The hearing titled `The Impact of Extractive Industries on Human Rights and Climate Change in the Caribbean’ was requested by Malene Alleyne, Jamaican human rights lawyer and Founder of Freedom Imaginaries, and Esther Figueroa, Jamaican environmental filmmaker supported by nearly ninety organizations and individuals across the Caribbean who co-signed the request.
A release from the two groups said that the hearing will focus on the impact of the mining and fossil fuels industries on the economic, social, cultural and environmental rights of women, Indigenous, Afro-descendent, and rural communities in the Caribbean.

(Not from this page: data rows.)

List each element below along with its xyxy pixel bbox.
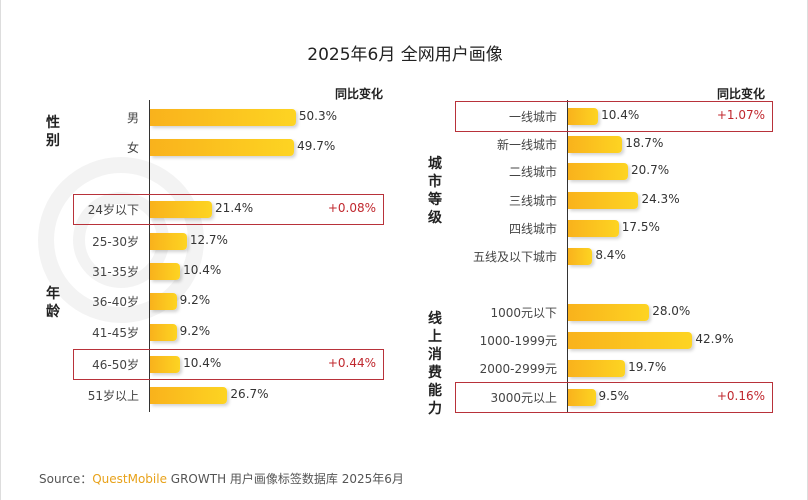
axis-line [567,100,568,412]
highlight-box [73,194,384,225]
category-label: 25-30岁 [92,235,139,249]
bar [568,304,650,321]
highlight-box [455,382,773,413]
bar [568,192,639,209]
value-label: 49.7% [297,139,336,153]
bar [568,332,693,349]
source-prefix: Source： [39,472,93,486]
bar [568,248,593,265]
bar [568,136,623,153]
bar [568,163,629,180]
category-label: 31-35岁 [92,265,139,279]
source-brand: QuestMobile [92,472,167,486]
value-label: 50.3% [298,109,337,123]
change-label: +1.07% [716,108,765,122]
category-label: 41-45岁 [92,326,139,340]
category-label: 二线城市 [508,165,557,179]
value-label: 42.9% [695,332,734,346]
group-label: 性别 [46,115,60,149]
bar [150,356,181,373]
category-label: 女 [126,141,139,155]
bar [150,293,177,310]
highlight-box [455,101,773,132]
category-label: 男 [126,111,139,125]
bar [568,360,626,377]
value-label: 12.7% [189,233,228,247]
value-label: 28.0% [652,304,691,318]
category-label: 一线城市 [508,110,557,124]
change-label: +0.08% [327,201,376,215]
bar [150,324,177,341]
bar [150,201,213,218]
bar [150,233,187,250]
value-label: 20.7% [631,163,670,177]
category-label: 3000元以上 [490,391,557,405]
category-label: 36-40岁 [92,295,139,309]
value-label: 24.3% [641,192,680,206]
highlight-box [73,349,384,380]
value-label: 9.2% [179,324,211,338]
value-label: 19.7% [628,360,667,374]
category-label: 四线城市 [508,222,557,236]
group-label: 年龄 [46,286,60,320]
value-label: 18.7% [625,136,664,150]
bar [150,387,228,404]
chart-title: 2025年6月 全网用户画像 [307,45,503,65]
value-label: 9.5% [598,389,630,403]
value-label: 10.4% [183,263,222,277]
source-text: GROWTH 用户画像标签数据库 2025年6月 [166,472,404,486]
source-note: Source：QuestMobile GROWTH 用户画像标签数据库 2025… [39,470,404,487]
bar [150,139,295,156]
category-label: 51岁以上 [87,389,139,403]
category-label: 新一线城市 [496,138,557,152]
value-label: 26.7% [230,387,269,401]
bar [568,220,619,237]
category-label: 2000-2999元 [479,362,557,376]
bar [568,108,599,125]
value-label: 10.4% [183,356,222,370]
group-label: 线上消费能力 [428,311,442,417]
category-label: 1000元以下 [490,306,557,320]
value-label: 9.2% [179,293,211,307]
group-label: 城市等级 [428,156,442,226]
value-label: 8.4% [595,248,626,262]
change-label: +0.44% [327,356,376,370]
category-label: 三线城市 [508,194,557,208]
value-label: 17.5% [621,220,660,234]
category-label: 五线及以下城市 [472,250,557,264]
bar [150,263,181,280]
axis-line [149,100,150,412]
value-label: 10.4% [601,108,640,122]
change-label: +0.16% [716,389,765,403]
category-label: 46-50岁 [92,358,139,372]
right-change-header: 同比变化 [717,87,766,101]
bar [150,109,296,126]
category-label: 1000-1999元 [479,334,557,348]
left-change-header: 同比变化 [335,87,384,101]
value-label: 21.4% [215,201,254,215]
bar [568,389,596,406]
category-label: 24岁以下 [87,203,139,217]
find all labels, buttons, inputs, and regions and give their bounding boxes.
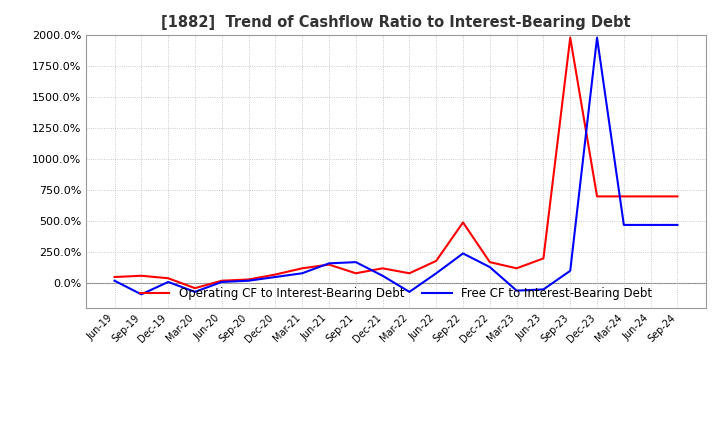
Operating CF to Interest-Bearing Debt — [593, 194, 601, 199]
Free CF to Interest-Bearing Debt — [459, 251, 467, 256]
Free CF to Interest-Bearing Debt — [405, 289, 414, 294]
Operating CF to Interest-Bearing Debt — [378, 266, 387, 271]
Free CF to Interest-Bearing Debt — [513, 288, 521, 293]
Operating CF to Interest-Bearing Debt — [191, 286, 199, 291]
Operating CF to Interest-Bearing Debt — [137, 273, 145, 279]
Operating CF to Interest-Bearing Debt — [110, 275, 119, 280]
Operating CF to Interest-Bearing Debt — [566, 35, 575, 40]
Free CF to Interest-Bearing Debt — [539, 287, 548, 292]
Operating CF to Interest-Bearing Debt — [164, 275, 173, 281]
Legend: Operating CF to Interest-Bearing Debt, Free CF to Interest-Bearing Debt: Operating CF to Interest-Bearing Debt, F… — [135, 282, 657, 305]
Free CF to Interest-Bearing Debt — [566, 268, 575, 273]
Free CF to Interest-Bearing Debt — [271, 275, 279, 280]
Operating CF to Interest-Bearing Debt — [298, 266, 307, 271]
Free CF to Interest-Bearing Debt — [619, 222, 628, 227]
Free CF to Interest-Bearing Debt — [485, 264, 494, 270]
Title: [1882]  Trend of Cashflow Ratio to Interest-Bearing Debt: [1882] Trend of Cashflow Ratio to Intere… — [161, 15, 631, 30]
Free CF to Interest-Bearing Debt — [673, 222, 682, 227]
Free CF to Interest-Bearing Debt — [110, 278, 119, 283]
Operating CF to Interest-Bearing Debt — [619, 194, 628, 199]
Operating CF to Interest-Bearing Debt — [405, 271, 414, 276]
Operating CF to Interest-Bearing Debt — [459, 220, 467, 225]
Line: Free CF to Interest-Bearing Debt: Free CF to Interest-Bearing Debt — [114, 38, 678, 294]
Operating CF to Interest-Bearing Debt — [351, 271, 360, 276]
Operating CF to Interest-Bearing Debt — [539, 256, 548, 261]
Free CF to Interest-Bearing Debt — [351, 260, 360, 265]
Operating CF to Interest-Bearing Debt — [217, 278, 226, 283]
Free CF to Interest-Bearing Debt — [137, 292, 145, 297]
Operating CF to Interest-Bearing Debt — [244, 277, 253, 282]
Free CF to Interest-Bearing Debt — [298, 271, 307, 276]
Free CF to Interest-Bearing Debt — [164, 279, 173, 285]
Operating CF to Interest-Bearing Debt — [485, 260, 494, 265]
Operating CF to Interest-Bearing Debt — [673, 194, 682, 199]
Free CF to Interest-Bearing Debt — [217, 279, 226, 285]
Free CF to Interest-Bearing Debt — [325, 261, 333, 266]
Operating CF to Interest-Bearing Debt — [647, 194, 655, 199]
Free CF to Interest-Bearing Debt — [244, 278, 253, 283]
Free CF to Interest-Bearing Debt — [191, 289, 199, 294]
Operating CF to Interest-Bearing Debt — [325, 262, 333, 267]
Operating CF to Interest-Bearing Debt — [432, 258, 441, 264]
Free CF to Interest-Bearing Debt — [378, 273, 387, 279]
Line: Operating CF to Interest-Bearing Debt: Operating CF to Interest-Bearing Debt — [114, 38, 678, 288]
Free CF to Interest-Bearing Debt — [647, 222, 655, 227]
Free CF to Interest-Bearing Debt — [593, 35, 601, 40]
Free CF to Interest-Bearing Debt — [432, 271, 441, 276]
Operating CF to Interest-Bearing Debt — [271, 272, 279, 277]
Operating CF to Interest-Bearing Debt — [513, 266, 521, 271]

Melinda Janki, Executive Director of the JIG in a press release on the letter of October 25th to IACHR said, “The Amerindian Act 2006 gives Amerindian communities absolute and collective landownership, ownership of forests and the carbon extracted by those forests, control of mining and control of resources. Yet this Request claims the opposite. It even misrepresents the Upper Mazaruni land claim as a constitutional claim for collective title when it is a land claim by five Akawaio communities and one Arecuna community who already own around 1,500 square miles under collective titles.”
Janki noted in the release that the government has also announced possible collaboration with Brazilian agri-business in the Rupununi despite Brazil’s record of abuse and exploitation of its indigenous peoples.

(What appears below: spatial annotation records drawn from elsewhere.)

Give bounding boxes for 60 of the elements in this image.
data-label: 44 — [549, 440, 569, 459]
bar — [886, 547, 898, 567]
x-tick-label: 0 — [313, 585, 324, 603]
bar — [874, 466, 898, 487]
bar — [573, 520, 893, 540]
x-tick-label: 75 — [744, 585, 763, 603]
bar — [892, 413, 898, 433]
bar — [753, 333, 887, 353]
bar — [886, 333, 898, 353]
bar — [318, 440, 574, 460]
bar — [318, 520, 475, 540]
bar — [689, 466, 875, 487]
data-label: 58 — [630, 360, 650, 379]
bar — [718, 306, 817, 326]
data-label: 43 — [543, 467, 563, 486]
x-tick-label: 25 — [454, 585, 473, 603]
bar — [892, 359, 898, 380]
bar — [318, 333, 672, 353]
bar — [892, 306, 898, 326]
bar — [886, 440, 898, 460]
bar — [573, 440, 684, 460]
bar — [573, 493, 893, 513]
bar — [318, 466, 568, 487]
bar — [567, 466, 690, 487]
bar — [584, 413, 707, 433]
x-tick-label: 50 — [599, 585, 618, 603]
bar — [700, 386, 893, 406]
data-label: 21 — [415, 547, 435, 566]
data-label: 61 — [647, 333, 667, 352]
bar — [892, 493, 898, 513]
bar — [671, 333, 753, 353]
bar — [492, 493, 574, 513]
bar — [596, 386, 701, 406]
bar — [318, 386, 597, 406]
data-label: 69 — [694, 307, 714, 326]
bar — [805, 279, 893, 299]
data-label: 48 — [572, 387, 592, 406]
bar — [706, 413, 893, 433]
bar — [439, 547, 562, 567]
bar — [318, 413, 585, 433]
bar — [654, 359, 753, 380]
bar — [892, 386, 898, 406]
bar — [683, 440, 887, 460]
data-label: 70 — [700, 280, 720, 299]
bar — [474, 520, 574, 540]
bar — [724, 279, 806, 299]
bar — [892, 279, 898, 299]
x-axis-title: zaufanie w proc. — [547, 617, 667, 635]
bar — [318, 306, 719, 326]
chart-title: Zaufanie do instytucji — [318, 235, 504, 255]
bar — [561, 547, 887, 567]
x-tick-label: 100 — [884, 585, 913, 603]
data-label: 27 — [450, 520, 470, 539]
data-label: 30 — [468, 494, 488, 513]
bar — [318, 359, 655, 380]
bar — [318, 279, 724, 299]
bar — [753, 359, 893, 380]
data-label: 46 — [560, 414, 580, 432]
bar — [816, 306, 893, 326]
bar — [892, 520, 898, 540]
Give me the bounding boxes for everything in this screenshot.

“The Wapichan in Brazil do not own the land they have occupied from time immemorial. In contrast the Wapichan in the Rupununi, who came to Guyana at the end of the eighteenth century, own land under absolute collective titles guaranteed by the Amerindian Act 2006”, Janki said.

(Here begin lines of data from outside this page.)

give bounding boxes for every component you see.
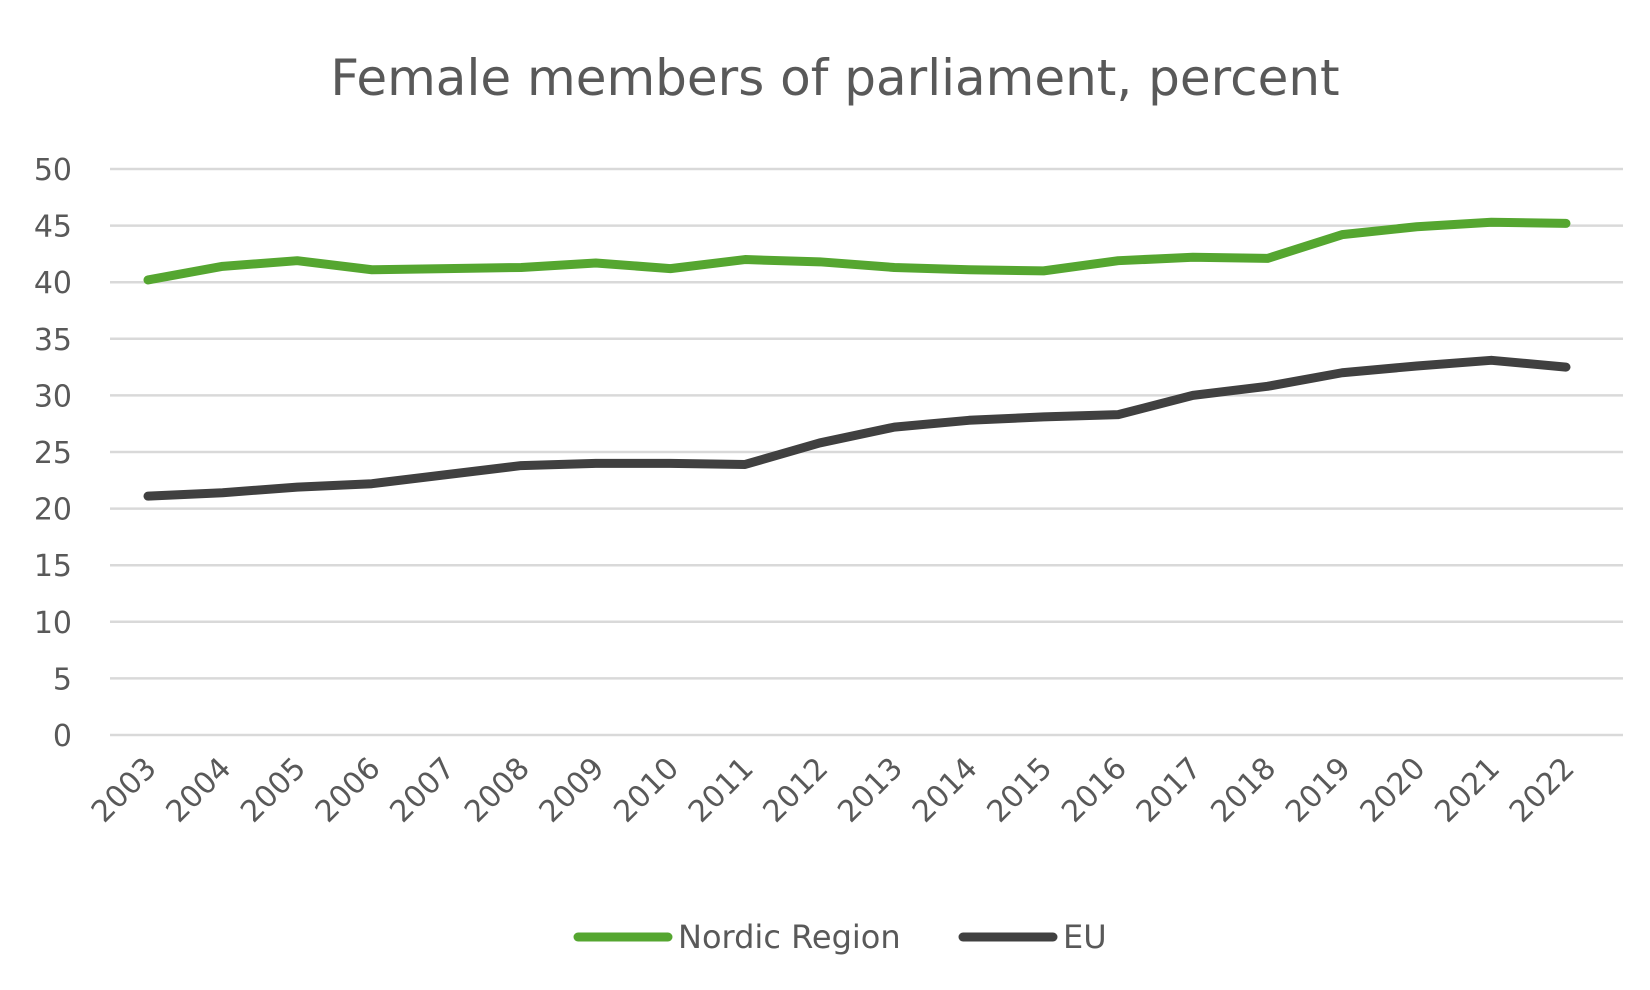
y-tick-label: 10 xyxy=(34,606,72,641)
y-tick-label: 25 xyxy=(34,436,72,471)
series-line-eu xyxy=(143,355,1571,501)
y-tick-label: 15 xyxy=(34,549,72,584)
x-tick-label: 2016 xyxy=(1055,751,1134,830)
series-line-nordic-region xyxy=(143,217,1571,285)
x-tick-label: 2005 xyxy=(234,751,313,830)
x-tick-label: 2014 xyxy=(906,751,985,830)
x-tick-label: 2003 xyxy=(85,751,164,830)
y-tick-label: 0 xyxy=(53,719,72,754)
x-tick-label: 2009 xyxy=(533,751,612,830)
x-tick-label: 2019 xyxy=(1279,751,1358,830)
x-tick-label: 2018 xyxy=(1204,751,1283,830)
x-tick-label: 2011 xyxy=(682,751,761,830)
x-tick-label: 2006 xyxy=(309,751,388,830)
y-tick-label: 45 xyxy=(34,210,72,245)
x-tick-label: 2008 xyxy=(458,751,537,830)
x-tick-label: 2020 xyxy=(1354,751,1433,830)
x-tick-label: 2004 xyxy=(160,751,239,830)
legend-label: Nordic Region xyxy=(678,918,901,956)
legend-label: EU xyxy=(1063,918,1107,956)
x-tick-label: 2022 xyxy=(1503,751,1582,830)
x-tick-label: 2007 xyxy=(383,751,462,830)
x-tick-label: 2015 xyxy=(980,751,1059,830)
x-tick-label: 2021 xyxy=(1428,751,1507,830)
y-tick-label: 5 xyxy=(53,662,72,697)
y-tick-label: 35 xyxy=(34,323,72,358)
y-tick-label: 40 xyxy=(34,266,72,301)
x-tick-label: 2010 xyxy=(607,751,686,830)
x-tick-label: 2013 xyxy=(831,751,910,830)
y-tick-label: 50 xyxy=(34,153,72,188)
chart-title: Female members of parliament, percent xyxy=(330,49,1339,107)
y-tick-label: 20 xyxy=(34,493,72,528)
y-tick-label: 30 xyxy=(34,379,72,414)
x-tick-label: 2012 xyxy=(757,751,836,830)
x-tick-label: 2017 xyxy=(1130,751,1209,830)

The JIG press release said that the letter to the IACHR summarises the Amerindian Act 2006 as it applies to land and natural resources and refers the Commissioners to published articles including one by Dr Arif Bulkan which dismisses as ‘blatantly false’ claims that the Amerindian Act 2006 does not protect traditional rights.
The JIG press release quotes Janki as saying, “Elements within civil society have persistently spread misinformation about the Amerindian Act 2006. When people believe this misinformation they don’t use the law. Then we hear that the problem is the law, not the misinformation about the law.”
The Amerindian Act 2006 is the one law that protects Guyana’s Amerindian peoples from abuse and exploitation, the letter to the IACHR said.
Janki added in the press release: “There is a serious risk that the government will prioritise business over Amerindian rights. Amerindian communities need to use this law now before it is dismantled.”
JIG’s letter to the IACHR stated that “Fossil fuels threaten Guyana, the Caribbean and the rest of the world. The Request does not reflect in-country opposition to fossil fuels and is both misleading and unhelpful.
“The Amerindian Act 2006 and other national laws provide legal rights and remedies for Amerindian peoples in Guyana. However the Amerindian peoples do not use those their rights and remedies. In many cases they do not know that they have those rights and remedies and they believe the misinformation about the Amerindian Act 2006.
“The Request ignores the successes of the Amerindian peoples who have successfully used their rights. Perhaps the best example is the WaiWai who have absolute title to 2,300 square miles and have used their legal power to make their territory a protected area that they own and control”.